Les bilans psychologiques avec outils psychométriques sont nécessaires pour certain(e)s élèves/familles/équipes qui ont besoin qu’on les accompagne, qu’on prenne du temps, qu’on nomme pour eux/avec eux la difficulté et pour penser la façon dont un élève peut prendre place à l’école. Néanmoins ces bilans dans leurs systématisations et dans l’usage de vérité qu’on en fait tendent toujours à recouvrir la singularité de chaque « un ». La logique du tout-neuro, en vogue aujourd’hui, peut vite nous épuiser. Une façon d’y résister c’est de ne pas céder sur la pratique du un par un, d’accueillir ces nouveaux signifiants pour mieux les subvertir.
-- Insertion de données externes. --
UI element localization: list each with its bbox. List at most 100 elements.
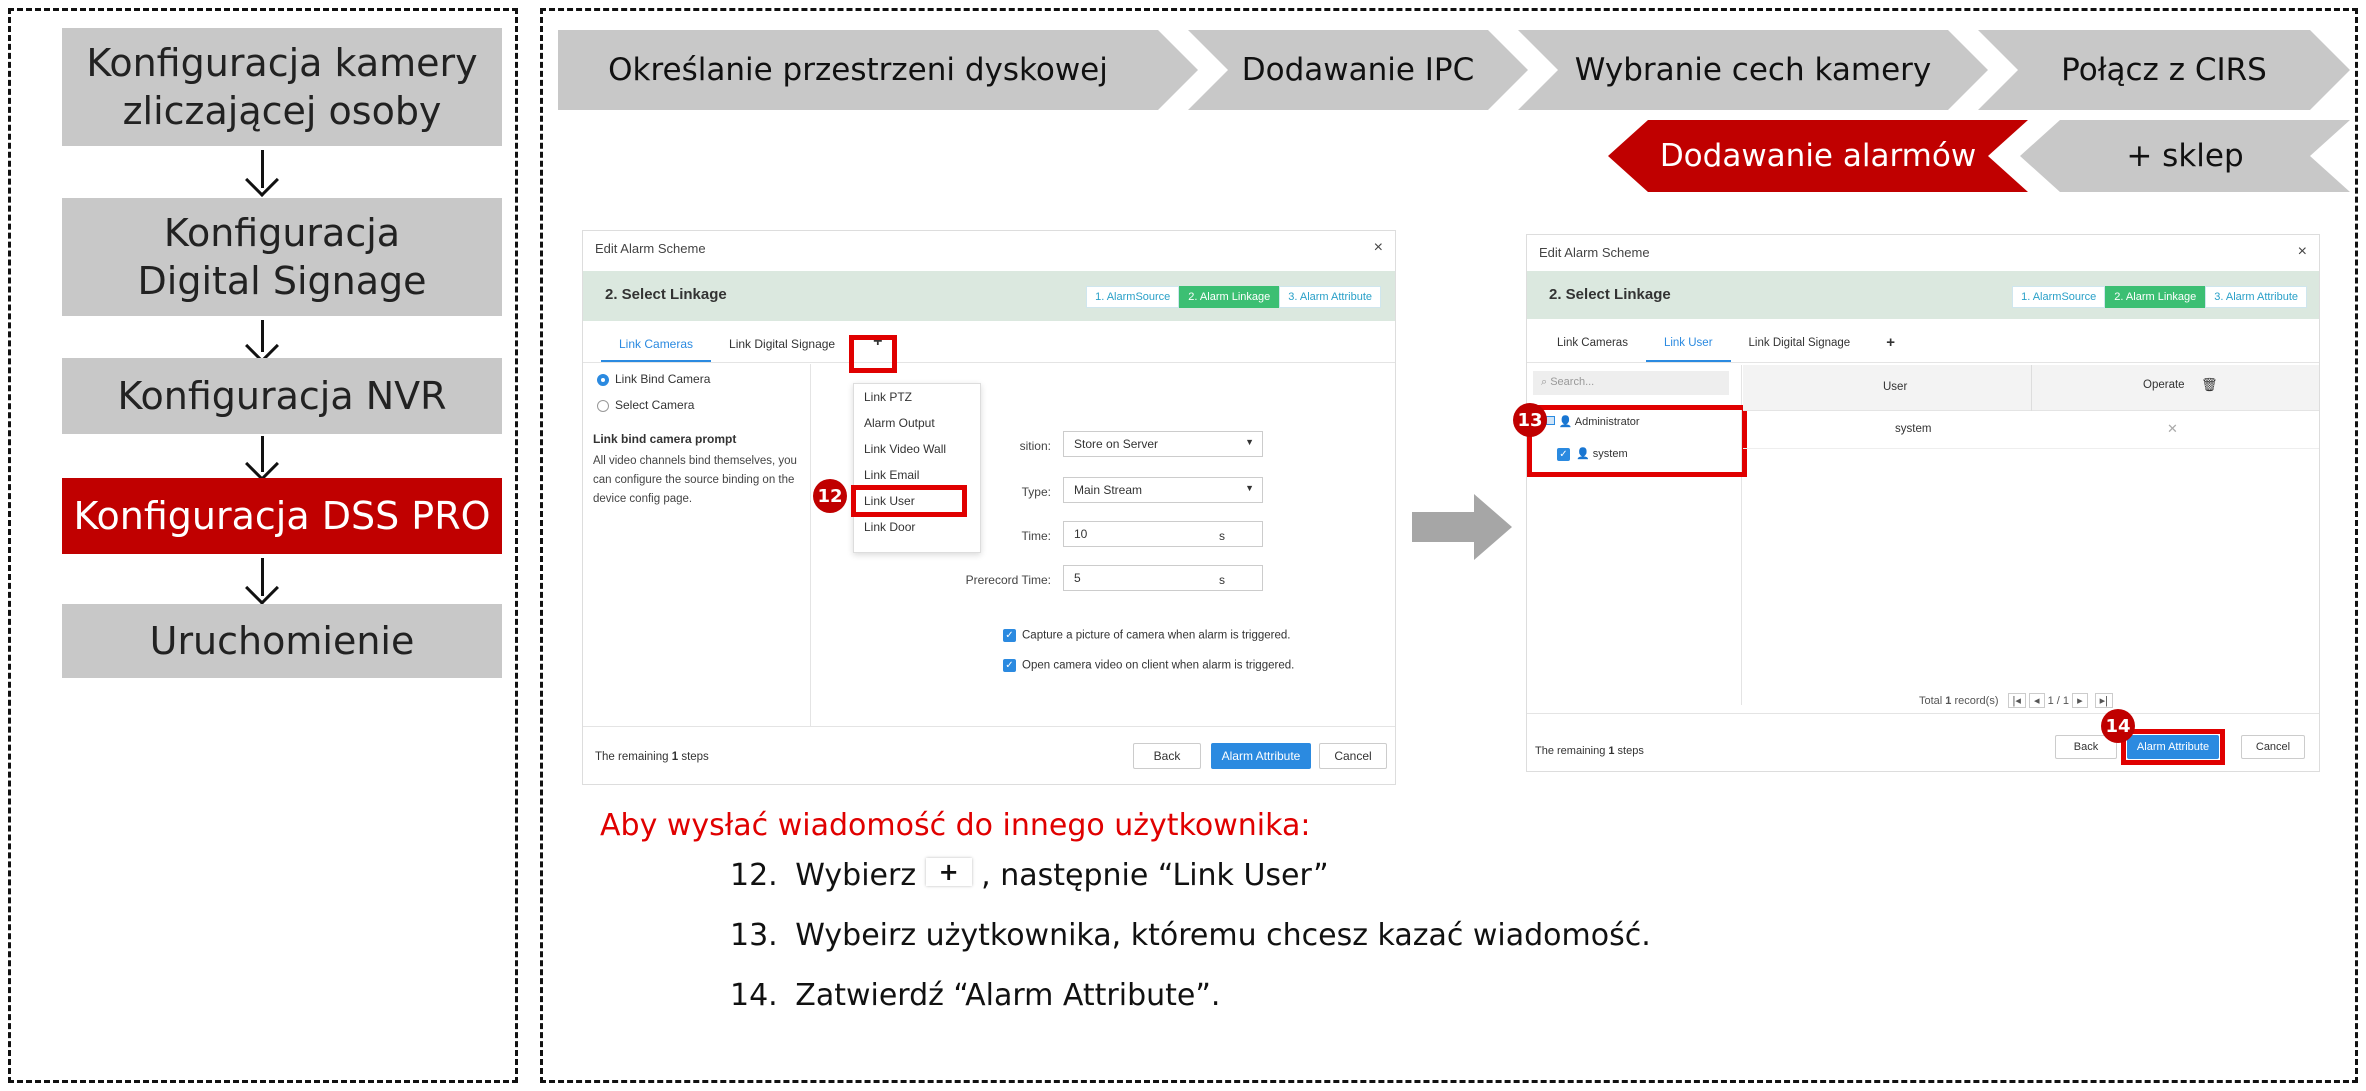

Accueillir la singularité d’un sujet implique pour le praticien de se laisser déranger dans ses habitudes, car la surprise de la rencontre est toujours au rendez-vous.
Pour conclure, je désire partager un extrait du texte de Déborah Gutermann-Jacquet intitulé « L’enfant, la bête et l’idéal scolère »[2] :
« L’école, qui est la courroie de transmission des apprentissages, lorsqu’elle est gagnée par le discours de l’évaluation et qu’elle consiste comme un idéal appauvri, alimente aussi l’horreur de savoir. Celle-ci se manifeste dans les symptômes que les enfants présentent et qui, s’ils ont souvent l’école pour théâtre, ne se suturent pas d’être réduits au refus de savoir. À taire celle qui gronde en lui l’enfant se fait « bête » au regard de l’institution scolaire »[3].
[1] TDAH : trouble du déficit de l’attention avec/sans hyperactivité, TND : troubles du neurodéveloppement, TOP : trouble de l’opposition avec provocation, EHPI/E : élève à haut potentiel intellectuel/emotionnel, TSA : trouble du spectre autistique, Dys : dyslexie, dysgraphie, dysorthographie, dyscalculie. [2] Gutermann-Jacquet D., « L’Enfant, la bête et l’idéal scolère » dans Le Savoir de l’enfant, sous la direction de Roy D. et Zuliani É, Paris, Navarin, 2013. [3] Ibid., p. 187.